習近平政権の歴史的特質を指摘し「紅」路線回帰に警鐘鳴らした産経

11日、北京の人民大会堂で閉幕した全国人民代表大会(全人代)で、拍手する習近平国家主席(中央)ら(AFP時事)
11日、北京の人民大会堂で閉幕した全国人民代表大会(全人代)で、拍手する習近平国家主席(中央)ら(AFP時事)

スポット的な各社説

中国の全国人民代表大会(全人代)が閉幕した。各紙は社説で論陣を張ったが、共通テーマは閉幕後の首相記者会見が取りやめになったことや改正反スパイ法など外国人を含めた監視体制強化問題だった。

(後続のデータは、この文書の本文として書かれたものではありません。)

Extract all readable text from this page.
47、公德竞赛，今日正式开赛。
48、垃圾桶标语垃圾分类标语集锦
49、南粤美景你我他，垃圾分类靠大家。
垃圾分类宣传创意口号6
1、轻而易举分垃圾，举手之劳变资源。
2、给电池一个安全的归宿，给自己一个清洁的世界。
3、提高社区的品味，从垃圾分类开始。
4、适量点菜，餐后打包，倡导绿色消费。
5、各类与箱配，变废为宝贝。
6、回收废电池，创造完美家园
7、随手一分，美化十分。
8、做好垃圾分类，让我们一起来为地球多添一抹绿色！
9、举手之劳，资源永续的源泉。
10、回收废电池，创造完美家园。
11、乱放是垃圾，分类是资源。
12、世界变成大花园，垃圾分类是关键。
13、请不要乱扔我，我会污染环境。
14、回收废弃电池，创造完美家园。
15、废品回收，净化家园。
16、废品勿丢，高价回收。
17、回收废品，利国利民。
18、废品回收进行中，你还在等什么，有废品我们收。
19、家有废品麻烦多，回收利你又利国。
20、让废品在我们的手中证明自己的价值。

朝日は6日付社説「中国全人代 経済への懸念拭えるか」で「(中国経済の)懸念材料は外資の動きだ」とし「外国人を敵視するかのような反スパイ法強化を図るのは論外だ」とした。毎日も6日付社説「『習1強』体制の全人代 透明性の後退を危惧する」で、「反スパイ法改正に象徴される国家安全優先の方針は、外資の投資意欲を減退させ、23年の対中直接投資は前年比82%減となった」と指摘した上で「統制強化は一党支配の維持には有効でも、経済の活力をそぎかねない。国際社会の信頼を損ねるリスクもある。習指導部は内向きになるのではなく、協調の道を探るべきだ」と主張した。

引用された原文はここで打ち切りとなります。